Although well intended I think that at one point this advice stops being helping and limits the writer’s development. To return to the alchemist analogy, I will say it’s similar to do varying interpretations on the same recipe with the same elements. A beginner alchemist knows only a limited number of ingredients and although it would be accepted to work with those elements until he/she practices other skills, it would be pointless to produce distorted echoes.

But what do? The advice stated, sticking to well traded grounds.

I have two propositions.

One: observe, learn and expand your own horizons. The Internet has countless web pages dedicated to various topics. To give myself as example I spent an hour researching homemade explosives for a 500 word flash fiction and I also spent a few days on bipolarity for another short story. For “Lunar Hues” I studied the various mid-phases and so on goes the list. Learning to write what you don’t know comes from reading those that do, especially when that means crossing into a different genre. As an alchemist one must observe nature, where most ingredients grow and see how the wildlife reacts to them as well as study those alchemists a few ranks up the ladder.

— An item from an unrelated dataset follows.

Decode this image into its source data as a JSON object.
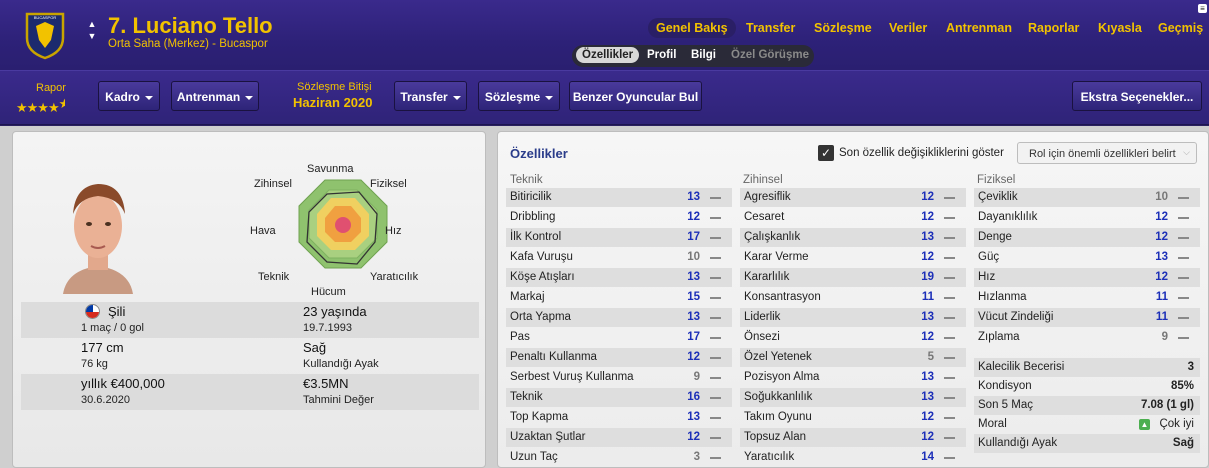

Two: write what you don’t know and boldly experiment. There is that risk that the cauldron might explode upon you vomiting something unreadable and befuddling, but in the end one might stumble upon a find. As an example here I would give with much detest Meyer, who has never read anything about vampires, which translates into not understanding the myth and the story involved with these mythological creatures and yet she earns millions from sparkling vampires. It’s pretty much how my relationship with mainstream and the romances is. I am curious to experiment with them, but without getting too far from my comfort reading zone.